MANADOPOST.ID - Semifinal Piala Dunia Antarklub 2025 akan segera bergulir pada Rabu (9/7) dini hari mendatang. Untuk menyemarakkan laga empat besar yang mempertemukan tim-tim raksasa dunia, FIFA sebagai penyelenggara mengambil langkah mengejutkan yang membuat banyak pihak melongo: mereka memangkas harga tiket secara drastis!

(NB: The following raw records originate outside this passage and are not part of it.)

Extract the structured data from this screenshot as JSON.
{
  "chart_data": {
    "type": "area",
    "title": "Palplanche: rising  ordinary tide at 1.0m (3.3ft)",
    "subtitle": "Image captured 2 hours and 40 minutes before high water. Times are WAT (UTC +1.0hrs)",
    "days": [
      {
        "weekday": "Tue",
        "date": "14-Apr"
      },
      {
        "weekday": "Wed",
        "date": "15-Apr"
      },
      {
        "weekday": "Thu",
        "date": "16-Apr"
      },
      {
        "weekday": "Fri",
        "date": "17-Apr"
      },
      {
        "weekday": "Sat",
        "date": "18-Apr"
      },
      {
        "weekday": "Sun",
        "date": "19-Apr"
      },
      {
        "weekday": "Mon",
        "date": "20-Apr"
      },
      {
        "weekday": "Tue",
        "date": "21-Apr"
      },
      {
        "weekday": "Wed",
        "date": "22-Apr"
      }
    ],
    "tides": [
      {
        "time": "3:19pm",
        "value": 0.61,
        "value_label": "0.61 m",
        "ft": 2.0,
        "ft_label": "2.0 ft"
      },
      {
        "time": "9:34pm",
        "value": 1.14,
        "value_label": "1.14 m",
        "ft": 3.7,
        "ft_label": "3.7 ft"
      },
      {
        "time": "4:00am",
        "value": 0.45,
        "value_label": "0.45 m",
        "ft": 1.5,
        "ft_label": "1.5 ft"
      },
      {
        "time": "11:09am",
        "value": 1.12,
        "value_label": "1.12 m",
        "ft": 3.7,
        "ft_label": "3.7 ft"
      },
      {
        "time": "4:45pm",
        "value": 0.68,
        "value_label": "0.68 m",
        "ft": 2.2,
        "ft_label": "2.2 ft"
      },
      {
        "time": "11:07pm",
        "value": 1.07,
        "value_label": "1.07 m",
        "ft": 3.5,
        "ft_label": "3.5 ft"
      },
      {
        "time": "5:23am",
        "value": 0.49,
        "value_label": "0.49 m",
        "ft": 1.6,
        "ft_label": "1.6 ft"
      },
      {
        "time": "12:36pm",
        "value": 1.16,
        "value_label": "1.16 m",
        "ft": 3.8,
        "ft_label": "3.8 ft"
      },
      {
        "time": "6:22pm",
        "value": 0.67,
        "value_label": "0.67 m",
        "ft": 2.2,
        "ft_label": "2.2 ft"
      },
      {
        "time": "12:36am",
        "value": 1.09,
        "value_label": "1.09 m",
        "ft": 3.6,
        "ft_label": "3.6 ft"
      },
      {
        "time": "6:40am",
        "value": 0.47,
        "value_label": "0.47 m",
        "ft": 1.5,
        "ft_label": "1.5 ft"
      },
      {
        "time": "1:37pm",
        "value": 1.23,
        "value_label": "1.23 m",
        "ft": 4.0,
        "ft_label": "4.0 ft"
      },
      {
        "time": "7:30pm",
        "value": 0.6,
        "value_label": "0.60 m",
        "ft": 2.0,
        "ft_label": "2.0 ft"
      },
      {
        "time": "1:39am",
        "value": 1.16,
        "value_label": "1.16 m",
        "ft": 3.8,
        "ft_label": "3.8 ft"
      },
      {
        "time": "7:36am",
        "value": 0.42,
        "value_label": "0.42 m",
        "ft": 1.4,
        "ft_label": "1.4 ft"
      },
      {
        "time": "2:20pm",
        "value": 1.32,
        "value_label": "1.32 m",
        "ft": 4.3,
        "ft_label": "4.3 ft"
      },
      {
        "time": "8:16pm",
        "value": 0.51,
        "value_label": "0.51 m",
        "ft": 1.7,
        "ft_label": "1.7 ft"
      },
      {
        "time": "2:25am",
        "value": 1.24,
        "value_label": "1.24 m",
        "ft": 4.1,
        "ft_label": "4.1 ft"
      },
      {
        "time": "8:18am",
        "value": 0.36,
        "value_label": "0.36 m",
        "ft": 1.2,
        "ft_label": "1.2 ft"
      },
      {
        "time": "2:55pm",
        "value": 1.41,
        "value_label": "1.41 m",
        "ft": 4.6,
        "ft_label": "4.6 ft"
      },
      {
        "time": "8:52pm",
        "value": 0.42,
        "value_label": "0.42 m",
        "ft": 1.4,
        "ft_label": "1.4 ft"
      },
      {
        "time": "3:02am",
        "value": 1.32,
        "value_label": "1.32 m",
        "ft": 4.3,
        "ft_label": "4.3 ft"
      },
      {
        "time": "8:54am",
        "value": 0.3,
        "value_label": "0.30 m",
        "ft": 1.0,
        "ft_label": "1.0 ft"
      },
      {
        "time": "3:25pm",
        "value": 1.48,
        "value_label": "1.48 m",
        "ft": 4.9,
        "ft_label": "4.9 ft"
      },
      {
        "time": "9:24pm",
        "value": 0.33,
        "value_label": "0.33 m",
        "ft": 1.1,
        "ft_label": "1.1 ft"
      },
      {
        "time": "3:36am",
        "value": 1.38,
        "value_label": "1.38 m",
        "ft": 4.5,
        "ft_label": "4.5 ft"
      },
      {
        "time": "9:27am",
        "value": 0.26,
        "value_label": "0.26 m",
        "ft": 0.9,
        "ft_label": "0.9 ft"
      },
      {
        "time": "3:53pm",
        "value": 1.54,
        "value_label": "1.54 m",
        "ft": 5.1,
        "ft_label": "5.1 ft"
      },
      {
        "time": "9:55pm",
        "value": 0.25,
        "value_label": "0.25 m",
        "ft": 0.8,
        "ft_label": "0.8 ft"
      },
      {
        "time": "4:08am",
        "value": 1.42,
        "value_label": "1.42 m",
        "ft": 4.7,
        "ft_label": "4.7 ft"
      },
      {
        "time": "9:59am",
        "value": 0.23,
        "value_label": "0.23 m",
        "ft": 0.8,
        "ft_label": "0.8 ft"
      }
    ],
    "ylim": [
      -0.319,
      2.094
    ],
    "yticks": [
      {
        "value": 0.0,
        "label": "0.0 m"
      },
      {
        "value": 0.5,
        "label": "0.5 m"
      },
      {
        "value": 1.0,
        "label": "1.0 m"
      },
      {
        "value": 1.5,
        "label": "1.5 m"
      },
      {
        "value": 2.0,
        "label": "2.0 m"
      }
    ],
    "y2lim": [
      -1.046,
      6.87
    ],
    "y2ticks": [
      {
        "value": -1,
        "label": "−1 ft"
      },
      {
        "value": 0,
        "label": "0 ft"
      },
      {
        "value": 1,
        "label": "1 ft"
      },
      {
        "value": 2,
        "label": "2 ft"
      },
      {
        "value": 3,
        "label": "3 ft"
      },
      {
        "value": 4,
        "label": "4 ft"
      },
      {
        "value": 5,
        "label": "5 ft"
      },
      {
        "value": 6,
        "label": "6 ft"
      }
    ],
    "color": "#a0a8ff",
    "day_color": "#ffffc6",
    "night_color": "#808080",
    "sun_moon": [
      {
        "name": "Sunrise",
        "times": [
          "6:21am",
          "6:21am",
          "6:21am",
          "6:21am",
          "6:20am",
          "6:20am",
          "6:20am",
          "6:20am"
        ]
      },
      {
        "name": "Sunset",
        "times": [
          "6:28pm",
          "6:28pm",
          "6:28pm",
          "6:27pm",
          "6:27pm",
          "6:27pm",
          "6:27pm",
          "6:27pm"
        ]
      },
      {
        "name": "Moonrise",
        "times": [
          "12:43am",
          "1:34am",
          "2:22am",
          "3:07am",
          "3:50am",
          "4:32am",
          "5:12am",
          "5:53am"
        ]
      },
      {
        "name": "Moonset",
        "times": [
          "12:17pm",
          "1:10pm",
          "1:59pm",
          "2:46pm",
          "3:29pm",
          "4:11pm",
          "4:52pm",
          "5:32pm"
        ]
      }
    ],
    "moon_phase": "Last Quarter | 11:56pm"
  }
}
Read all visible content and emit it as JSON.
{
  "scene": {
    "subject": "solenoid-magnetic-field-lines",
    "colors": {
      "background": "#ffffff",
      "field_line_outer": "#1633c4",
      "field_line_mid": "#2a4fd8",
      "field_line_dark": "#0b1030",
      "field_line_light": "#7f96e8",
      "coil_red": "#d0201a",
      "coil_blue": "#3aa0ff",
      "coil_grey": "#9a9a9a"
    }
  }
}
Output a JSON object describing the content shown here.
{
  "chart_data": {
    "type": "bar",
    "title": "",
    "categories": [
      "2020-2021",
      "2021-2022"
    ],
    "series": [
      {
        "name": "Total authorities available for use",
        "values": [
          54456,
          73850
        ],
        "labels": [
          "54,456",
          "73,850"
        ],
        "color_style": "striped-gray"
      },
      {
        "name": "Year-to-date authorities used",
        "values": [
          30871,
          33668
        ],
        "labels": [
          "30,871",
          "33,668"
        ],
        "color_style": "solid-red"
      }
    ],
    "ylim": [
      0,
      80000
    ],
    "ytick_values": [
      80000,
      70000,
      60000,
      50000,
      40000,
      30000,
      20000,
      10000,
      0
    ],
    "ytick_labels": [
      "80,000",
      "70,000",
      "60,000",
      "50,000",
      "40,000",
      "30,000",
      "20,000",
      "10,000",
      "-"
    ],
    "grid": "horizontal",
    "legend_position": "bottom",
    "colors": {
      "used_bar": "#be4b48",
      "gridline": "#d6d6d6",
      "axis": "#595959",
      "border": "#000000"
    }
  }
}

Melansir laporan dari ESPN, tiket semifinal yang semula dibanderol USD 473 (sekitar Rp 7,68 juta) kini bisa didapatkan hanya dengan harga USD 13 (sekitar Rp 211 ribu) per lembar. Ini adalah penurunan harga yang luar biasa, mencapai 36 kali lipat! Bayangkan, tiket pertandingan kelas dunia ini kini lebih murah dari sepotong cheesesteak seharga USD 15 atau segelas bir USD 14 yang dijual di dalam MetLife Stadium.
Penurunan harga yang sangat signifikan ini tentu menarik perhatian, apalagi mengingat tim-tim yang bertarung di semifinal bukanlah klub sembarangan. Ada Real Madrid dengan koleksi 15 gelar Liga Champions, Chelsea yang dua kali menjuarai Liga Champions, PSG sebagai juara Liga Champions musim 2024-2025, serta Fluminense sang juara Copa Libertadores 2023. Pertarungan para juara ini seharusnya menarik minat penonton dalam jumlah besar.
Langkah FIFA ini bukan tanpa alasan. Penurunan harga tiket adalah upaya terbaru mereka untuk meningkatkan jumlah penonton secara drastis. Piala Dunia Antarklub 2025 memang menjadi ajang penting yang berfungsi sebagai "uji coba" atau trial and error untuk gelaran akbar Piala Dunia 2026 mendatang.
"Presiden FIFA Gianni Infantino ingin menunjukkan bukti keberhasilan konsep perluasan Piala Dunia Antarklub kepada klub, penyiar, dan sponsor untuk edisi mendatang," tulis ESPN. Ini mengindikasikan bahwa FIFA bertekad membuktikan bahwa format baru turnamen ini mampu menarik minat global, meskipun menghadapi berbagai tantangan.
Pasalnya, perhelatan Piala Dunia Antarklub 2025 sendiri tidak luput dari kritik. Sejak awal, berbagai keluhan muncul mulai dari kondisi lapangan yang tidak rata, rumput yang kering, hingga jadwal pertandingan yang dianggap tidak masuk akal. Beberapa pertandingan bahkan berlangsung saat suhu udara mencapai puncaknya, yakni 45 derajat Celsius, menimbulkan kekhawatiran akan kondisi para pemain dan kenyamanan penonton.
Meski diterpa beragam kritik, FIFA tetap optimis dan menunjukkan komitmennya untuk menyukseskan turnamen ini, salah satunya dengan strategi harga tiket yang sangat agresif. Akankah langkah ini berhasil menarik ribuan penggemar memadati stadion di semifinal mendatang?